Again, I always go to sea as a sailor, because they make a
point of paying me for my trouble, whereas they never pay passengers a single
penny that I ever heard of. On the contrary, passengers themselves must pay.
And there is all the difference in the world between paying and being paid. The
act of paying is perhaps the most uncomfortable infliction that the two orchard
thieves entailed upon us. But being paid,- what will compare with it? The
urbane activity with which a man receives money is really marvellous,
considering that we so earnestly believe money to be the root of all earthly
ills, and that on no account can a monied man enter heaven. Ah! how cheerfully
we consign ourselves to perdition!
Finally, I always go to sea as a sailor, because of the
wholesome exercise and pure air of the fore-castle deck. For as in this world,
head winds are far more prevalent than winds from astern (that is, if you never
violate the Pythagorean maxim), so for the most part the Commodore on the
quarter-deck gets his atmosphere at second hand from the sailors on the
forecastle. He thinks he breathes it first; but not so. In much the same way do
the commonalty lead their leaders in many other things, at the same time that
the leaders little suspect it. But wherefore it was that after having
repeatedly smelt the sea as a merchant sailor, I should now take it into my
head to go on a whaling voyage; this the invisible police officer of the Fates,
who has the constant surveillance of me, and secretly dogs me, and influences
me in some unaccountable way- he can better answer than any one else. And,
doubtless, my going on this whaling voyage, formed part of the grand programme
of Providence that was drawn up a long time ago. It came in as a sort of brief
interlude and solo between more extensive performances. I take it that this
part of the bill must have run something like this:
"Grand Contested Election for the Presidency of the
United States. "WHALING VOYAGE BY ONE ISHMAEL." "BLOODY BATTLE
IN AFFGHANISTAN."
Though I cannot tell why it was exactly that those stage
managers, the Fates, put me down for this shabby part of a whaling voyage, when
others were set down for magnificent parts in high tragedies, and short and
easy parts in genteel comedies, and jolly parts in farces- though I cannot tell
why this was exactly; yet, now that I recall all the circumstances, I think I
can see a little into the springs and motives which being cunningly presented
to me under various disguises, induced me to set about performing the part I
did, besides cajoling me into the delusion that it was a choice resulting from
my own unbiased freewill and discriminating judgment.

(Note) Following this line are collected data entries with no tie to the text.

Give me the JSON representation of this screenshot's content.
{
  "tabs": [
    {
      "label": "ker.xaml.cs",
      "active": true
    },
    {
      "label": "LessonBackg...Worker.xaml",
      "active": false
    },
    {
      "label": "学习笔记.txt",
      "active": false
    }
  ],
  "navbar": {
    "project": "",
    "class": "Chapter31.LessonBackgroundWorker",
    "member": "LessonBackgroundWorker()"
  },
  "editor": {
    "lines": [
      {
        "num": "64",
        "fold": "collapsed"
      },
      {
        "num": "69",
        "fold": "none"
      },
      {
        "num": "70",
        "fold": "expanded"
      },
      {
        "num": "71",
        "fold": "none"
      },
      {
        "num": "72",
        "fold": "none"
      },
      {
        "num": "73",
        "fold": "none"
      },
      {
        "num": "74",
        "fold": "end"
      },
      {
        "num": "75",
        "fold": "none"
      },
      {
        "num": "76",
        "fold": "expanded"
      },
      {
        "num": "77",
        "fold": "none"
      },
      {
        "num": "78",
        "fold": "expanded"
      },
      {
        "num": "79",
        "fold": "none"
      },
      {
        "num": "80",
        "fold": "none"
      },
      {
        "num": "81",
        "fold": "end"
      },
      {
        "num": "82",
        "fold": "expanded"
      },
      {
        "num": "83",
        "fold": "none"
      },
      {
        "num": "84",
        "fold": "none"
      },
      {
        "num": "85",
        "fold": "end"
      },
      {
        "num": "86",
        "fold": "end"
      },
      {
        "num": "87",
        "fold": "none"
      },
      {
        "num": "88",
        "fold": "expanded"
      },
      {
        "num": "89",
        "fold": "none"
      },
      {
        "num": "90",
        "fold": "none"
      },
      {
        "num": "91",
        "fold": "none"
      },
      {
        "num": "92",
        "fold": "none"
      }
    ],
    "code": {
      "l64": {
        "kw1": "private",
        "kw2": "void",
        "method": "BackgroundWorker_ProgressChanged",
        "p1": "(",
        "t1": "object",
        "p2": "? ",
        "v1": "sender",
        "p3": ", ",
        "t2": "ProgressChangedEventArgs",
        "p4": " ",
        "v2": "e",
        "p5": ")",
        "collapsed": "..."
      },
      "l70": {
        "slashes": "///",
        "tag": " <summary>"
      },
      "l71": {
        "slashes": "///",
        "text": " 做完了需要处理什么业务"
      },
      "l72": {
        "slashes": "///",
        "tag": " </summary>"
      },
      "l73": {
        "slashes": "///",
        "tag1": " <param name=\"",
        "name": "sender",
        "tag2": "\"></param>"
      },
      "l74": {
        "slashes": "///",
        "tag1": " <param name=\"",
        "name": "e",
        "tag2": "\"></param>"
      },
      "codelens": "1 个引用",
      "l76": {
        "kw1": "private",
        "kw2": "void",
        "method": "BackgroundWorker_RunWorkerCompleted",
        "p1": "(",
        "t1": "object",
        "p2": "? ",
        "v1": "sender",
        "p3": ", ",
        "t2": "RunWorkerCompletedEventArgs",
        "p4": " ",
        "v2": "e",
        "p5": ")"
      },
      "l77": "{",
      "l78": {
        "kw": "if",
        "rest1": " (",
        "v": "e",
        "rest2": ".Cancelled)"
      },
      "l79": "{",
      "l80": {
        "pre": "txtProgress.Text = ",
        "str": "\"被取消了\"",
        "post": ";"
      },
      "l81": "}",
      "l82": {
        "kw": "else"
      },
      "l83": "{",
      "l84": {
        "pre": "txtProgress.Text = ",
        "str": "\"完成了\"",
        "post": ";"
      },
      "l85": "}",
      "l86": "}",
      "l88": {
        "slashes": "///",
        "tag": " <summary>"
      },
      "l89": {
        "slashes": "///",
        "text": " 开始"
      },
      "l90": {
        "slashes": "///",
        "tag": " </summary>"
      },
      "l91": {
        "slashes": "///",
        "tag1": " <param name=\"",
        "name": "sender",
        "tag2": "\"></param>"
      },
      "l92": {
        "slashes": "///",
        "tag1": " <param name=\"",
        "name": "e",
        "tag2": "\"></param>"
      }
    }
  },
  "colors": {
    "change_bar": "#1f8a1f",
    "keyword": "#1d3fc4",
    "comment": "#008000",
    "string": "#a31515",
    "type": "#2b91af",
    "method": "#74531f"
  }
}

Chief among these motives was the overwhelming idea of the
great whale himself. Such a portentous and mysterious monster roused all my
curiosity. Then the wild and distant seas where he rolled his island bulk; the
undeliverable, nameless perils of the whale; these, with all the attending
marvels of a thousand Patagonian sights and sounds, helped to sway me to my
wish. With other men, perhaps, such things would not have been inducements; but
as for me, I am tormented with an everlasting itch for things remote. I love to
sail forbidden seas, and land on barbarous coasts. Not ignoring what is good, I
am quick to perceive a horror, and could still be social with it- would they
let me- since it is but well to be on friendly terms with all the inmates of
the place one lodges in.
By reason of these things, then, the whaling voyage was
welcome; the great flood-gates of the wonder-world swung open, and in the wild
conceits that swayed me to my purpose, two and two there floated into my inmost
soul, endless processions of the whale, and, mid most of them all, one grand
hooded phantom, like a snow hill in the air.